“Aquí, donde la tierra habla y el río canta, es donde guardamos nuestros sueños de barro y viento”.
Ramón Ayala
El Paraná fluía vasto y oscuro a la altura de Montecarlo, Misiones. Era un río denso, cargado de secretos y sus aguas reflejaban un misterio antiguo, indescifrable. Enfrente, como una silueta de piedra y sombra, la isla Caraguatay se alzaba, firme, como un refugio para quienes buscaban esconderse del mundo. También era una advertencia para los que osaban acercarse. Alrededor, el Bairuzú rugía. Sus tres remolinos giraban incansables, devorando el agua en un ciclo implacable, una danza que el tiempo no lograba domesticar. La sequía no había podido con él; su fuerza seguía intacta, como un recordatorio constante de que allí mandaba algo mucho más antiguo que el hombre.
Nicolás, un joven pescador que había crecido a orillas de ese río, miraba el Bairuzú desde la orilla, con los ojos cargados de una mezcla de respeto y curiosidad. Su abuelo le había contado una y mil veces historias sobre el Voiruzú, una serpiente colosal que habitaba el remolino, esperando con paciencia a aquellos que cruzaban sus aguas sin respeto. Decían que esa criatura era más que un simple animal; era una presencia, una fuerza que guardaba el equilibrio en el río.
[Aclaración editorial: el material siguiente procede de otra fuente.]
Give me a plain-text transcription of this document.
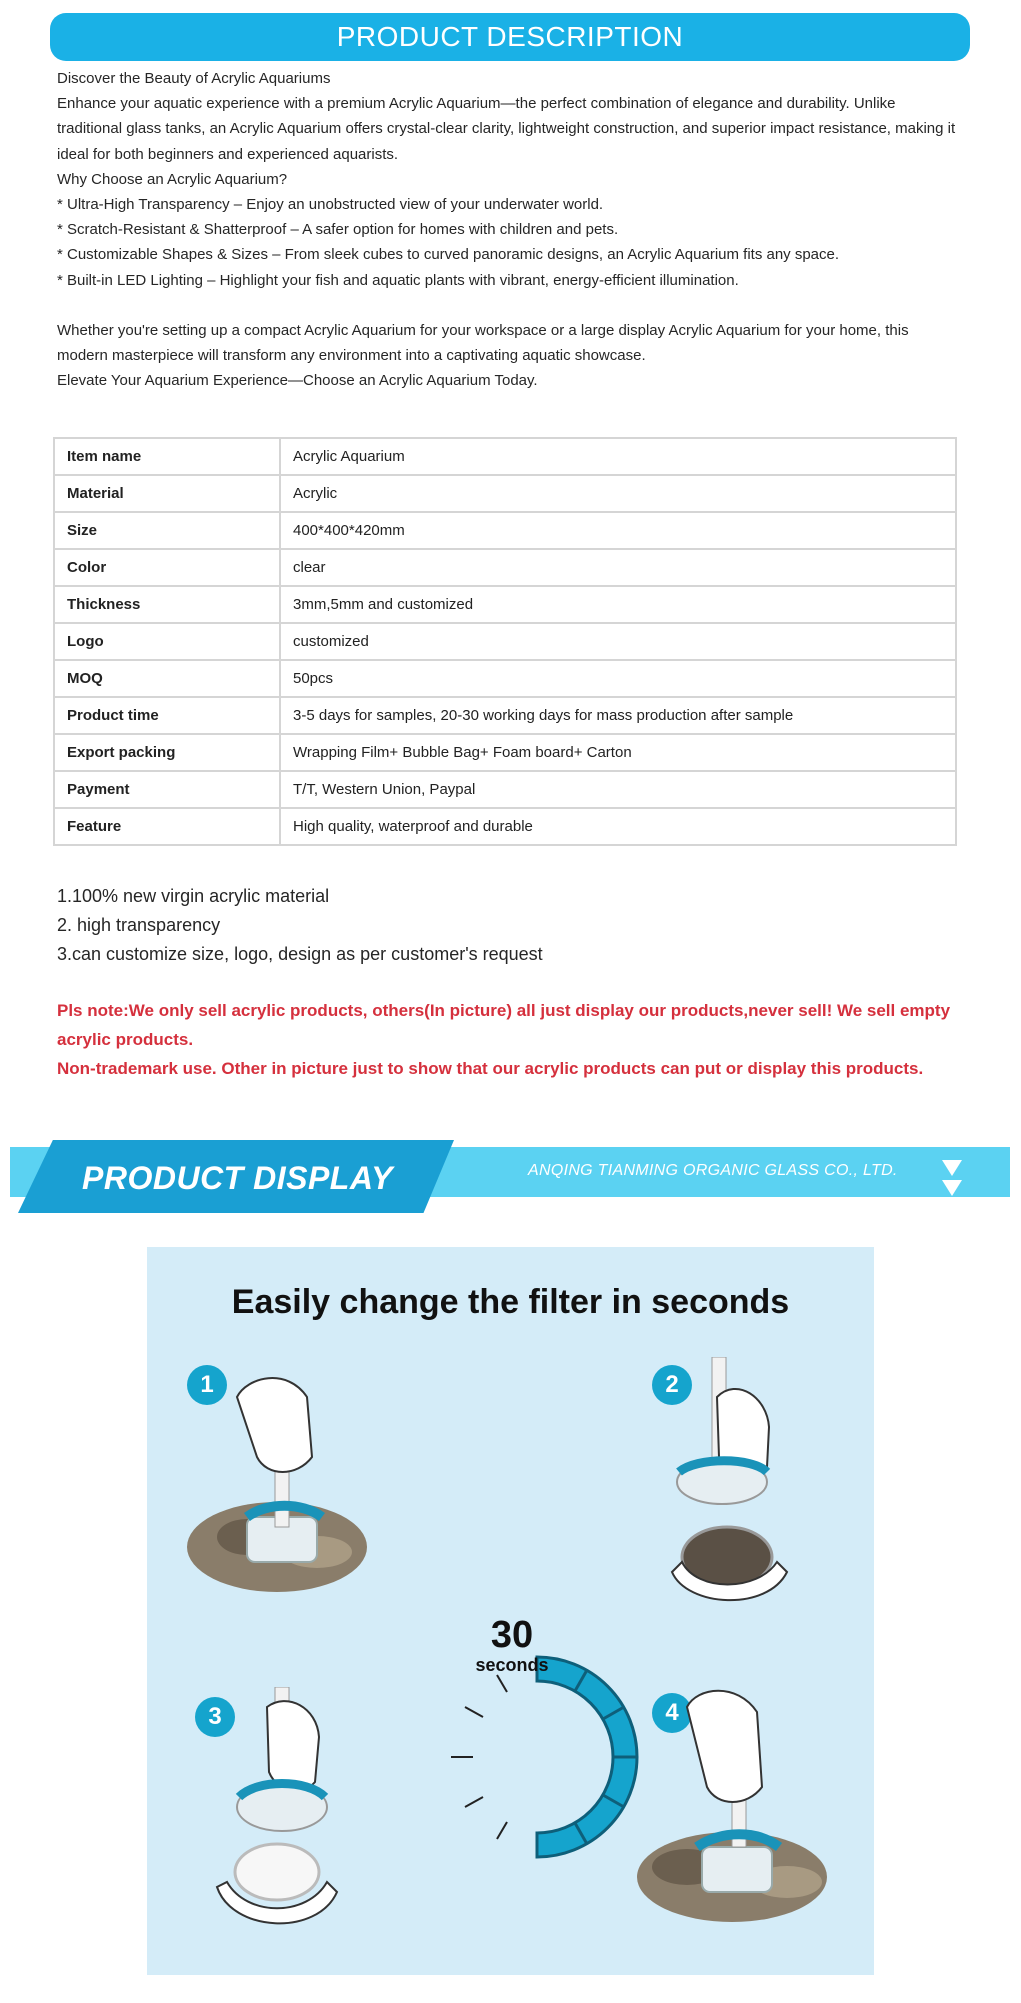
PRODUCT DESCRIPTION

Discover the Beauty of Acrylic Aquariums

Enhance your aquatic experience with a premium Acrylic Aquarium—the perfect combination of elegance and durability. Unlike traditional glass tanks, an Acrylic Aquarium offers crystal-clear clarity, lightweight construction, and superior impact resistance, making it ideal for both beginners and experienced aquarists.

Why Choose an Acrylic Aquarium?

* Ultra-High Transparency – Enjoy an unobstructed view of your underwater world.

* Scratch-Resistant & Shatterproof – A safer option for homes with children and pets.

* Customizable Shapes & Sizes – From sleek cubes to curved panoramic designs, an Acrylic Aquarium fits any space.

* Built-in LED Lighting – Highlight your fish and aquatic plants with vibrant, energy-efficient illumination.

Whether you're setting up a compact Acrylic Aquarium for your workspace or a large display Acrylic Aquarium for your home, this modern masterpiece will transform any environment into a captivating aquatic showcase.

Elevate Your Aquarium Experience—Choose an Acrylic Aquarium Today.

Item name	Acrylic Aquarium
Material	Acrylic
Size	400*400*420mm
Color	clear
Thickness	3mm,5mm and customized
Logo	customized
MOQ	50pcs
Product time	3-5 days for samples, 20-30 working days for mass production after sample
Export packing	Wrapping Film+ Bubble Bag+ Foam board+ Carton
Payment	T/T, Western Union, Paypal
Feature	High quality, waterproof and durable

1.100% new virgin acrylic material

2. high transparency

3.can customize size, logo, design as per customer's request

Pls note:We only sell acrylic products, others(In picture) all just display our products,never sell! We sell empty acrylic products.

Non-trademark use. Other in picture just to show that our acrylic products can put or display this products.

PRODUCT DISPLAY	ANQING TIANMING ORGANIC GLASS CO., LTD.
Easily change the filter in seconds
1	2
3	4
30
seconds
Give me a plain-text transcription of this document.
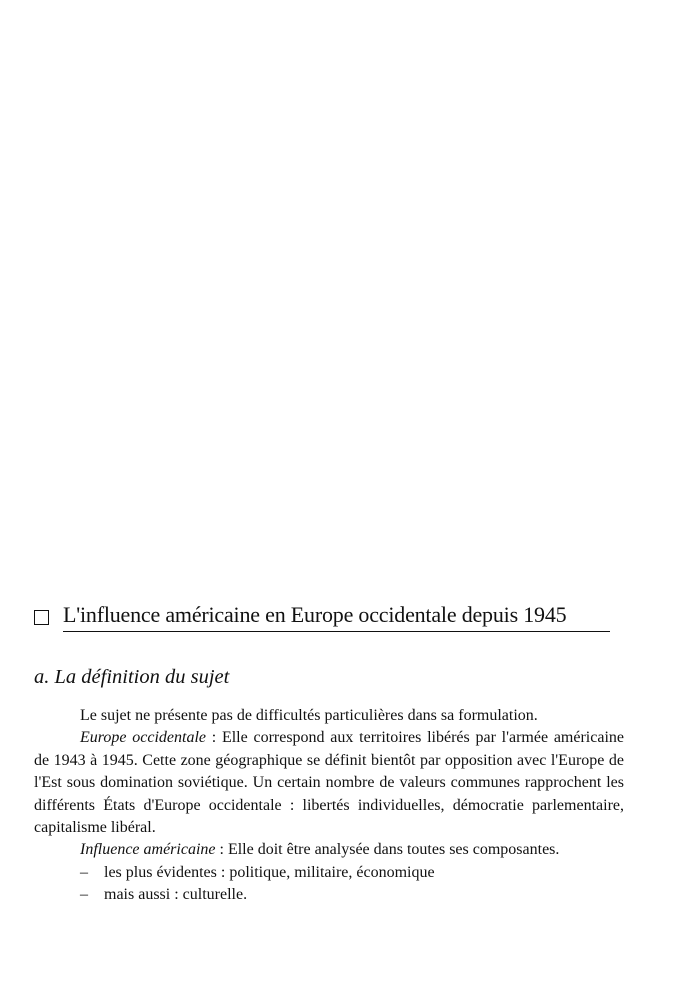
L'influence américaine en Europe occidentale depuis 1945
a. La définition du sujet

Le sujet ne présente pas de difficultés particulières dans sa formulation.

Europe occidentale : Elle correspond aux territoires libérés par l'armée américaine de 1943 à 1945. Cette zone géographique se définit bientôt par opposition avec l'Europe de l'Est sous domination soviétique. Un certain nombre de valeurs communes rapprochent les différents États d'Europe occidentale : libertés individuelles, démocratie parlementaire, capitalisme libéral.

Influence américaine : Elle doit être analysée dans toutes ses composantes.

– les plus évidentes : politique, militaire, économique
– mais aussi : culturelle.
Aquel día, Nicolás sentía el impulso inexplicable de desafiar a esa criatura, de enfrentarse a ese río que lo había visto crecer. Con su amigo Jorge, decidió remar hasta la isla.
Quizá lo hacían por probarse, o tal vez por romper el tedio de la rutina, como una manera de demostrar que podían desafiar los miedos que se respiraban en el pueblo. Se subieron al bote, el mismo de siempre, y empezaron a remar, con la fuerza que da la juventud y el desconocimiento.
Al alejarse de la orilla, el río comenzó a mostrar su verdadero rostro. A mitad de camino, un sonido profundo, como el eco de un trueno distante, surgió de las profundidades. Nicolás sintió el temblor en el bote, y al mirar hacia el agua, lo vio: el Bairuzú, sus tres remolinos entrelazándose, girando como si formaran un único ojo que los observaba. La corriente comenzó a succionarlos lentamente hacia el centro, y los ojos de Nicolás y Jorge se encontraron, cargados de una mezcla de miedo y resignación.
-¡Remá!- gritó Jorge, con una voz rota por el miedo, pero el rugido del agua lo ahogó.
Nicolás se aferró a los remos con todas sus fuerzas, luchando contra la corriente que los arrastraba hacia ese abismo líquido. Remó con una furia desesperada, como si cada movimiento fuera un grito de vida, una negación ante lo inevitable.
Sin embargo, el río ya había decidido. Con un golpe brutal, el bote volcó, arrojándolos al agua. Nicolás sintió el frío cortante y el peso del agua que lo arrastraba hacia el fondo. En medio de la confusión, alcanzó a ver cómo Jorge desaparecía en el remolino, tragado por la oscuridad, como si el río lo reclamara para siempre.
Horas después, unos pescadores encontraron a Nicolás en la orilla. Estaba exhausto, temblando, con la mirada perdida en un vacío oscuro e insondable. Nadie le preguntó qué había ocurrido; todos sabían que había visto algo de lo que era mejor no hablar. El Bairuzú volvió a calmarse, y el Voiruzú siguió allí, bajo la superficie, guardando su secreto.
Desde entonces, Nicolás entendió que aquel río vivía, y que algunos misterios no estaban destinados a ser comprendidos, sino a ser respetados desde el silencio.